- Battle of Beersheba: Part of 1936–1939 Arab revolt in Palestine
| Date | 9–10 September 1938 |
| Location | Beersheba, Mandatory Palestine |
| Result | Palestinian Arab victory |

Belligerents
- Palestinian Arab Rebels: Mandatory Palestine

Commanders and leaders
- Abd Al-Halim Al-Julani ("Shalaf") (Military commander of the Hebron): Unknown British police chief †

Strength
- 500 rebels: Unknown

Casualties and losses
- Unknown: Tens injured One missing 250 rifles and machine guns 50 ammo boxes 50 pistols 200 bombs

= Battle of Beersheba (1938) =

The Battle of Beersheba took place between Palestinian rebels and the British Mandate forces and led to the rebels taking control of the city.

== Battle ==
The rebels, with the aid of teachers within the city, kept track of the British army's movements over a lengthy period.
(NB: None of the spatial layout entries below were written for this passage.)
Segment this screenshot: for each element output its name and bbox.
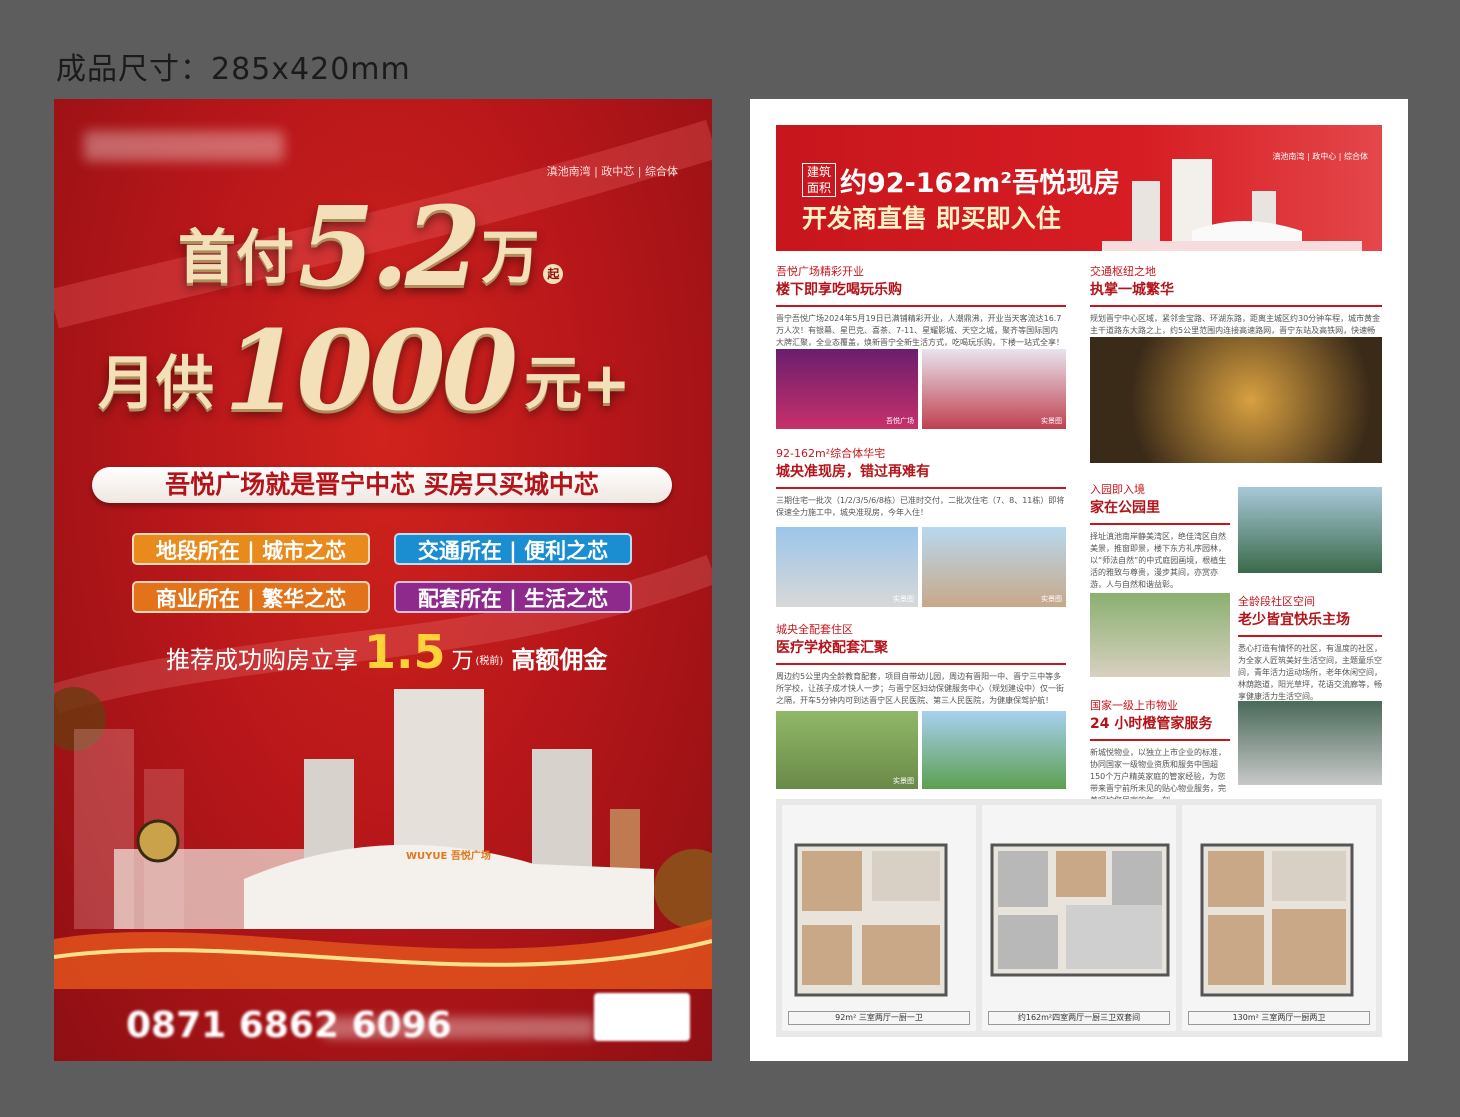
photo-caption: 实景图 — [893, 595, 914, 603]
feature-location: 地段所在 | 城市之芯 — [132, 533, 370, 565]
feature-commerce: 商业所在 | 繁华之芯 — [132, 581, 370, 613]
feature-traffic: 交通所在 | 便利之芯 — [394, 533, 632, 565]
skyline-illustration — [54, 689, 712, 989]
banner-title: 约92-162m²吾悦现房 — [840, 168, 1121, 199]
photo-caption: 吾悦广场 — [886, 417, 914, 425]
photo-mall-crowd: 吾悦广场 — [776, 349, 918, 429]
headline-down-payment: 首付 5.2 万 起 — [178, 192, 564, 302]
section-mall-opening: 吾悦广场精彩开业 楼下即享吃喝玩乐购 晋宁吾悦广场2024年5月19日已满铺精彩… — [776, 265, 1066, 347]
floor-plan-g: 约162m²四室两厅一厨三卫双套间 — [982, 805, 1176, 1031]
back-banner: 滇池南湾 | 政中心 | 综合体 建筑面积 约92-162m²吾悦现房 开发商直… — [776, 125, 1382, 251]
floor-plan-a4: 92m² 三室两厅一厨一卫 — [782, 805, 976, 1031]
photo-towers: 实景图 — [922, 527, 1066, 607]
referral-offer: 推荐成功购房立享 1.5 万 (税前) 高额佣金 — [166, 625, 608, 679]
section-community: 全龄段社区空间 老少皆宜快乐主场 悉心打造有情怀的社区，有温度的社区，为全家人匠… — [1238, 595, 1382, 701]
banner-skyline-decor — [1102, 159, 1362, 251]
photo-community-aerial — [1090, 593, 1230, 677]
floor-plan-c3: 130m² 三室两厅一厨两卫 — [1182, 805, 1376, 1031]
photo-caption: 实景图 — [1041, 417, 1062, 425]
photo-mall-interior: 实景图 — [922, 349, 1066, 429]
section-residences: 92-162m²综合体华宅 城央准现房，错过再难有 三期住宅一批次（1/2/3/… — [776, 447, 1066, 517]
qr-code-icon — [594, 993, 690, 1041]
photo-hospital — [922, 711, 1066, 789]
flyer-back: 滇池南湾 | 政中心 | 综合体 建筑面积 约92-162m²吾悦现房 开发商直… — [750, 99, 1408, 1061]
area-tag: 建筑面积 — [802, 163, 836, 197]
section-property-service: 国家一级上市物业 24 小时橙管家服务 新城悦物业，以独立上市企业的标准，协同国… — [1090, 697, 1230, 807]
photo-caption: 实景图 — [1041, 595, 1062, 603]
photo-tower-closeup: 实景图 — [776, 527, 918, 607]
headline-monthly: 月供 1000 元+ — [98, 306, 631, 435]
photo-kids-running: 实景图 — [776, 711, 918, 789]
section-park: 入园即入境 家在公园里 择址滇池南岸静美湾区，绝佳湾区自然美景，推窗即景，楼下东… — [1090, 481, 1230, 591]
floor-plan-c3-drawing — [1200, 843, 1354, 997]
size-label: 成品尺寸：285x420mm — [56, 52, 411, 87]
photo-security-staff — [1238, 701, 1382, 785]
photo-night-aerial — [1090, 337, 1382, 463]
slogan-banner: 吾悦广场就是晋宁中芯 买房只买城中芯 — [92, 467, 672, 503]
floor-plan-g-drawing — [990, 843, 1170, 977]
mall-sign: WUYUE 吾悦广场 — [406, 851, 491, 862]
photo-caption: 实景图 — [893, 777, 914, 785]
banner-subtitle: 开发商直售 即买即入住 — [802, 204, 1061, 233]
feature-amenities: 配套所在 | 生活之芯 — [394, 581, 632, 613]
floor-plan-a4-drawing — [794, 843, 948, 997]
flyer-front: 滇池南湾 | 政中芯 | 综合体 首付 5.2 万 起 月供 1000 元+ 吾… — [54, 99, 712, 1061]
blurred-address — [324, 1017, 594, 1039]
photo-lake-road — [1238, 487, 1382, 573]
section-schools: 城央全配套住区 医疗学校配套汇聚 周边约5公里内全龄教育配套，项目自带幼儿园，周… — [776, 623, 1066, 705]
floor-plans: 92m² 三室两厅一厨一卫 约162m²四室两厅一厨三卫双套间 130m² 三室… — [776, 799, 1382, 1037]
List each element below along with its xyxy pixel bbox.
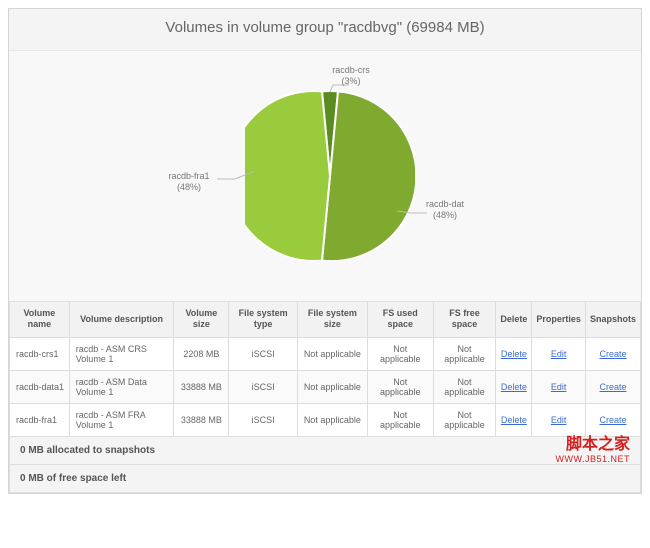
- pie-label-fra: racdb-fra1(48%): [159, 171, 219, 193]
- pie-label-crs: racdb-crs(3%): [321, 65, 381, 87]
- edit-link[interactable]: Edit: [551, 382, 567, 392]
- delete-link[interactable]: Delete: [501, 349, 527, 359]
- cell-fs-used: Not applicable: [367, 337, 433, 370]
- volumes-table: Volume name Volume description Volume si…: [9, 301, 641, 437]
- col-volume-size: Volume size: [174, 302, 229, 338]
- pie-chart-overlay: [245, 91, 415, 261]
- cell-delete: Delete: [496, 370, 532, 403]
- cell-delete: Delete: [496, 403, 532, 436]
- cell-fs-type: iSCSI: [229, 403, 297, 436]
- col-fs-free: FS free space: [433, 302, 496, 338]
- cell-volume-name: racdb-crs1: [10, 337, 70, 370]
- cell-fs-used: Not applicable: [367, 403, 433, 436]
- snapshots-allocated: 0 MB allocated to snapshots: [9, 437, 641, 465]
- cell-volume-description: racdb - ASM CRS Volume 1: [69, 337, 174, 370]
- cell-fs-free: Not applicable: [433, 337, 496, 370]
- cell-fs-type: iSCSI: [229, 337, 297, 370]
- volumes-panel: Volumes in volume group "racdbvg" (69984…: [8, 8, 642, 494]
- delete-link[interactable]: Delete: [501, 382, 527, 392]
- col-fs-type: File system type: [229, 302, 297, 338]
- cell-delete: Delete: [496, 337, 532, 370]
- table-row: racdb-fra1racdb - ASM FRA Volume 133888 …: [10, 403, 641, 436]
- delete-link[interactable]: Delete: [501, 415, 527, 425]
- cell-volume-description: racdb - ASM Data Volume 1: [69, 370, 174, 403]
- col-snapshots: Snapshots: [585, 302, 640, 338]
- cell-volume-size: 2208 MB: [174, 337, 229, 370]
- table-row: racdb-data1racdb - ASM Data Volume 13388…: [10, 370, 641, 403]
- free-space-left: 0 MB of free space left: [9, 465, 641, 493]
- cell-fs-free: Not applicable: [433, 370, 496, 403]
- cell-volume-name: racdb-data1: [10, 370, 70, 403]
- pie-label-dat: racdb-dat(48%): [415, 199, 475, 221]
- cell-properties: Edit: [532, 337, 586, 370]
- cell-snapshots: Create: [585, 370, 640, 403]
- cell-snapshots: Create: [585, 403, 640, 436]
- col-properties: Properties: [532, 302, 586, 338]
- cell-volume-size: 33888 MB: [174, 403, 229, 436]
- col-delete: Delete: [496, 302, 532, 338]
- create-snapshot-link[interactable]: Create: [599, 415, 626, 425]
- cell-fs-free: Not applicable: [433, 403, 496, 436]
- cell-fs-used: Not applicable: [367, 370, 433, 403]
- cell-fs-type: iSCSI: [229, 370, 297, 403]
- col-volume-description: Volume description: [69, 302, 174, 338]
- cell-fs-size: Not applicable: [297, 370, 367, 403]
- cell-properties: Edit: [532, 370, 586, 403]
- create-snapshot-link[interactable]: Create: [599, 349, 626, 359]
- col-fs-used: FS used space: [367, 302, 433, 338]
- cell-volume-description: racdb - ASM FRA Volume 1: [69, 403, 174, 436]
- table-header-row: Volume name Volume description Volume si…: [10, 302, 641, 338]
- col-fs-size: File system size: [297, 302, 367, 338]
- cell-properties: Edit: [532, 403, 586, 436]
- table-row: racdb-crs1racdb - ASM CRS Volume 12208 M…: [10, 337, 641, 370]
- cell-fs-size: Not applicable: [297, 403, 367, 436]
- cell-volume-size: 33888 MB: [174, 370, 229, 403]
- cell-snapshots: Create: [585, 337, 640, 370]
- edit-link[interactable]: Edit: [551, 349, 567, 359]
- cell-fs-size: Not applicable: [297, 337, 367, 370]
- edit-link[interactable]: Edit: [551, 415, 567, 425]
- col-volume-name: Volume name: [10, 302, 70, 338]
- panel-title: Volumes in volume group "racdbvg" (69984…: [9, 9, 641, 51]
- pie-chart-area: racdb-crs(3%) racdb-dat(48%) racdb-fra1(…: [9, 51, 641, 301]
- create-snapshot-link[interactable]: Create: [599, 382, 626, 392]
- cell-volume-name: racdb-fra1: [10, 403, 70, 436]
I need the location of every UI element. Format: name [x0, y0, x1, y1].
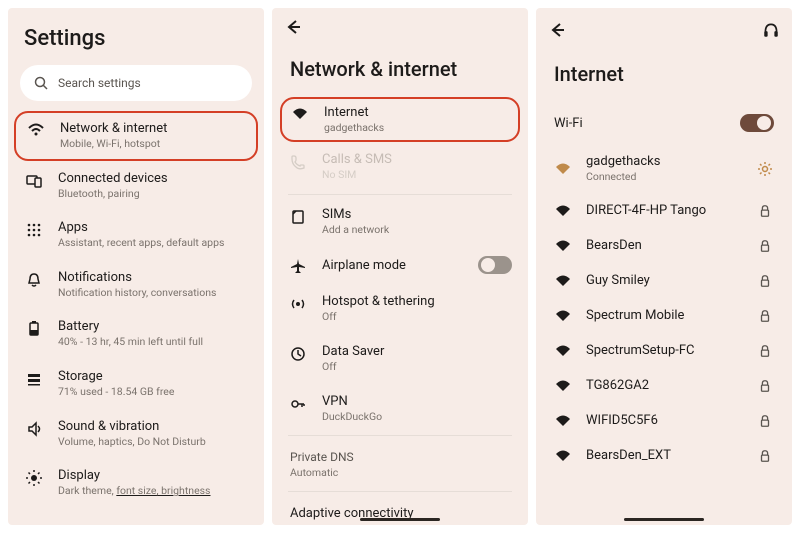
item-data-saver[interactable]: Data SaverOff [272, 334, 528, 384]
network-name: SpectrumSetup-FC [586, 343, 742, 358]
wifi-icon [554, 239, 572, 253]
wifi-icon [554, 162, 572, 176]
item-internet[interactable]: Internetgadgethacks [280, 97, 520, 143]
network-name: DIRECT-4F-HP Tango [586, 203, 742, 218]
item-sims[interactable]: SIMsAdd a network [272, 197, 528, 247]
wifi-label: Wi-Fi [554, 116, 583, 131]
item-sound[interactable]: Sound & vibrationVolume, haptics, Do Not… [8, 409, 264, 459]
wifi-icon [554, 379, 572, 393]
item-private-dns[interactable]: Private DNS [272, 438, 528, 464]
network-list: gadgethacksConnected DIRECT-4F-HP Tango Be… [536, 144, 792, 473]
gesture-bar[interactable] [624, 518, 704, 521]
network-status: Connected [586, 170, 742, 183]
item-notifications[interactable]: NotificationsNotification history, conve… [8, 260, 264, 310]
wifi-icon [26, 121, 46, 137]
wifi-icon [554, 344, 572, 358]
apps-icon [24, 220, 44, 238]
search-icon [34, 76, 48, 90]
item-apps[interactable]: AppsAssistant, recent apps, default apps [8, 210, 264, 260]
lock-icon [756, 239, 774, 253]
sound-icon [24, 419, 44, 437]
lock-icon [756, 344, 774, 358]
lock-icon [756, 379, 774, 393]
search-input[interactable]: Search settings [20, 65, 252, 101]
screen-internet: Internet Wi-Fi gadgethacksConnected DIREC… [536, 8, 792, 525]
topbar [536, 8, 792, 52]
display-icon [24, 468, 44, 486]
network-row[interactable]: TG862GA2 [536, 368, 792, 403]
network-row[interactable]: DIRECT-4F-HP Tango [536, 193, 792, 228]
wifi-icon [290, 105, 310, 121]
bell-icon [24, 270, 44, 288]
item-vpn[interactable]: VPNDuckDuckGo [272, 384, 528, 434]
network-name: BearsDen_EXT [586, 448, 742, 463]
lock-icon [756, 309, 774, 323]
battery-icon [24, 319, 44, 337]
divider [288, 194, 512, 195]
item-storage[interactable]: Storage71% used - 18.54 GB free [8, 359, 264, 409]
item-battery[interactable]: Battery40% - 13 hr, 45 min left until fu… [8, 309, 264, 359]
wifi-icon [554, 274, 572, 288]
search-placeholder: Search settings [58, 76, 141, 90]
network-name: TG862GA2 [586, 378, 742, 393]
page-title: Network & internet [272, 47, 528, 97]
devices-icon [24, 171, 44, 189]
network-name: BearsDen [586, 238, 742, 253]
screen-network-internet: Network & internet Internetgadgethacks C… [272, 8, 528, 525]
network-name: Guy Smiley [586, 273, 742, 288]
vpn-icon [288, 394, 308, 412]
wifi-icon [554, 309, 572, 323]
item-airplane-mode[interactable]: Airplane mode [272, 246, 528, 284]
sim-icon [288, 207, 308, 225]
wifi-toggle[interactable] [740, 114, 774, 132]
lock-icon [756, 449, 774, 463]
item-network-internet[interactable]: Network & internet Mobile, Wi-Fi, hotspo… [14, 111, 258, 161]
item-calls-sms: Calls & SMSNo SIM [272, 142, 528, 192]
storage-icon [24, 369, 44, 387]
network-row[interactable]: WIFID5C5F6 [536, 403, 792, 438]
page-title: Internet [536, 52, 792, 102]
gear-icon[interactable] [756, 161, 774, 177]
page-title: Settings [8, 8, 264, 65]
network-name: WIFID5C5F6 [586, 413, 742, 428]
airplane-icon [288, 256, 308, 274]
item-connected-devices[interactable]: Connected devicesBluetooth, pairing [8, 161, 264, 211]
settings-list: Network & internet Mobile, Wi-Fi, hotspo… [8, 111, 264, 508]
network-row[interactable]: Guy Smiley [536, 263, 792, 298]
item-hotspot[interactable]: Hotspot & tetheringOff [272, 284, 528, 334]
network-name: Spectrum Mobile [586, 308, 742, 323]
wifi-toggle-row: Wi-Fi [536, 102, 792, 144]
network-row[interactable]: gadgethacksConnected [536, 144, 792, 193]
network-row[interactable]: SpectrumSetup-FC [536, 333, 792, 368]
phone-icon [288, 152, 308, 170]
divider [288, 491, 512, 492]
support-icon[interactable] [762, 21, 780, 39]
back-button[interactable] [284, 18, 302, 36]
data-saver-icon [288, 344, 308, 362]
divider [288, 435, 512, 436]
lock-icon [756, 274, 774, 288]
network-row[interactable]: BearsDen [536, 228, 792, 263]
back-button[interactable] [548, 21, 566, 39]
wifi-icon [554, 204, 572, 218]
network-name: gadgethacks [586, 154, 742, 169]
network-row[interactable]: BearsDen_EXT [536, 438, 792, 473]
network-row[interactable]: Spectrum Mobile [536, 298, 792, 333]
lock-icon [756, 414, 774, 428]
airplane-toggle[interactable] [478, 256, 512, 274]
wifi-icon [554, 449, 572, 463]
gesture-bar[interactable] [360, 518, 440, 521]
topbar [272, 8, 528, 47]
hotspot-icon [288, 294, 308, 312]
lock-icon [756, 204, 774, 218]
item-display[interactable]: Display Dark theme, font size, brightnes… [8, 458, 264, 508]
wifi-icon [554, 414, 572, 428]
screen-settings: Settings Search settings Network & inter… [8, 8, 264, 525]
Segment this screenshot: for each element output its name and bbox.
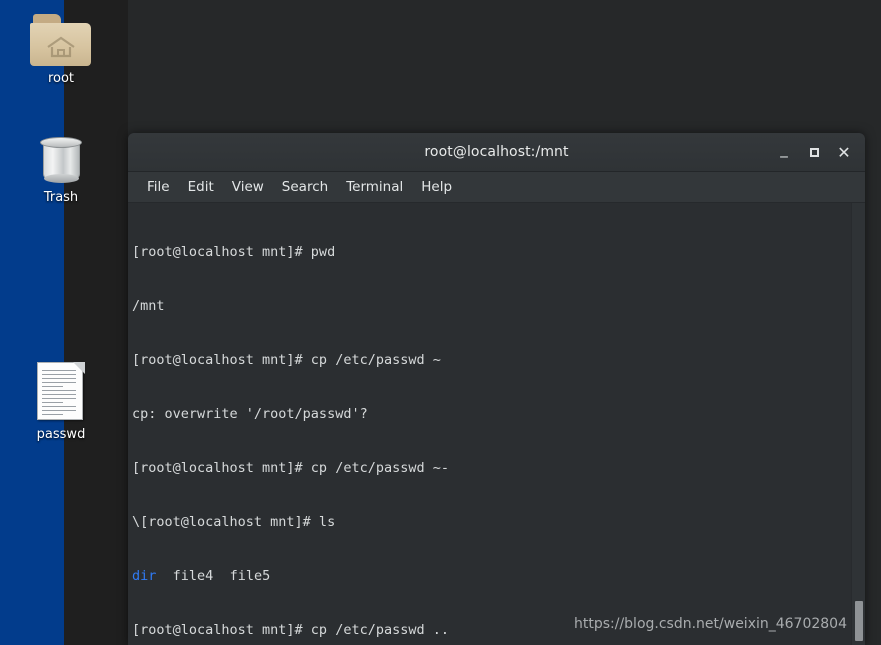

This operation was conducted in secrecy and surprise as the British thought Beersheba would not be attacked due to its isolation and lack of Zionist settlers. Al-Jolani commanded a group of insurgents to be stationed on the Jerusalem-Hebron route, and another group to guard south of Hebron and block off the Gaza-Hebron road. This operation was initiated at midday on 9 September, after encircling the town.

The rebels seized 100 old rifles, a large number of helmets and clothes, and a rapid-fire machine gun, along with two bags of spare parts for it. The rebels later used it to shoot down two British planes in the battle of Jourat Bahlas. The rebels also released prisoners.

The rebels did not set up any form of government in the city, as Beersheba was mainly seen as a revolutionary stronghold and the British had limited sway there. Authority over Beersheba was completely regained only in November.

The locals greeted the rebels with ululation and rose water.